Saturday, June 2, 2007

Weekend Links

The BEA -- Book Expo America -- takes place this week in New York City. For those of you not lucky enough to find yourself in the humid confines of the Big Apple hustling your thinly veiled memoirs to uninterested agents, publishers and booksellers, BookExpoCast is posting podcasts (audio interviews) featuring some of the authors and media mavens who will be attending. A few of the folks included are...

Khaled Hosseini, author of the best-selling The Kite Runner as well as the new book A Thousand Splendid Suns. In this podcast, he discusses the pressure to follow-up a successful debut novel, as well as the excitement leading up to his first BEA.

Chris Anderson,the editor-in-chief of WIRED and the author of The Long Tail. In this podcast, Anderson gives a preview of the two sessions he’ll be involved with at BEA. “Giving it Away: Free Lunch or Unrealized Opportunity” addresses the pros and cons of supplementing the sale of a book with free content. During “Upfront & Unscripted: Ken Lombard, President, Starbucks Entertainment,” Anderson and Lombard will discuss how the innovative coffee seller has moved into the realm of book and music retail.

Alice Sebold, best-selling author of Lucky and The Lovely Bones. In this podcast, she discusses her new book, The Almost Moon.


Still in a New York state of mind? Don DeLillo's new 9-11 novel, Falling Man, is positively reviewed in the New York Times, as well as the Guardian UK. To read the first chapter yourself, click here.


via Wired:
On the other side of the country, the San Francisco Asian Art Museum opens its exhibit, Tezuka: Marvel of Manga, this weekend.
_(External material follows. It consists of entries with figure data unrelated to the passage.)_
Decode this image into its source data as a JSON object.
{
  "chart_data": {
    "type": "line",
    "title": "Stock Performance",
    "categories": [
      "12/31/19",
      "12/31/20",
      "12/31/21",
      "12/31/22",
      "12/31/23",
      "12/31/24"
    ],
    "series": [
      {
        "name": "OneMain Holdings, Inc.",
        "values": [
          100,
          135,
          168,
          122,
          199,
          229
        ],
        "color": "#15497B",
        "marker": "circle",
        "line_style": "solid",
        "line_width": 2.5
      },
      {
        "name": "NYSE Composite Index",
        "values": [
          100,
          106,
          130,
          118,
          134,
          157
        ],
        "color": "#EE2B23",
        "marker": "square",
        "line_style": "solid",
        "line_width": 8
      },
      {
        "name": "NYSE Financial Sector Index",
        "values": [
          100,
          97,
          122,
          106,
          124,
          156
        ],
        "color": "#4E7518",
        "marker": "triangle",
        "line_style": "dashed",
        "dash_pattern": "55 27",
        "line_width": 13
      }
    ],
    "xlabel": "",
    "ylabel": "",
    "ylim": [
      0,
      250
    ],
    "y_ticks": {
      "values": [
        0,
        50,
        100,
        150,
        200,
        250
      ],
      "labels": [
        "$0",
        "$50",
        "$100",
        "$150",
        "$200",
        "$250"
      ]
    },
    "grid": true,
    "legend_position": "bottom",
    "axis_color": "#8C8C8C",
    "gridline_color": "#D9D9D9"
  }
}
The exhibit "features more than 200 of Tezuka's original drawings, as well as a manga lounge for browsing shelves of cartoons, photos of cosplay events (where participants dress as their favorite characters) and musical performances of popular anime and video game music." This article by Lisa Katayama delves briefly into the genius of Osamu Tezuka, the "quirky intellectual who had a near photographic memory, a medical degree and an obsession with classic Disney movies" who, through the mediums of comics and cartoons, "explored profound themes that were often way ahead of their time -- pacifism, civil rights, man versus machine, artificial intelligence and urban high-rise architecture." All this, and he created Astro Boy, too!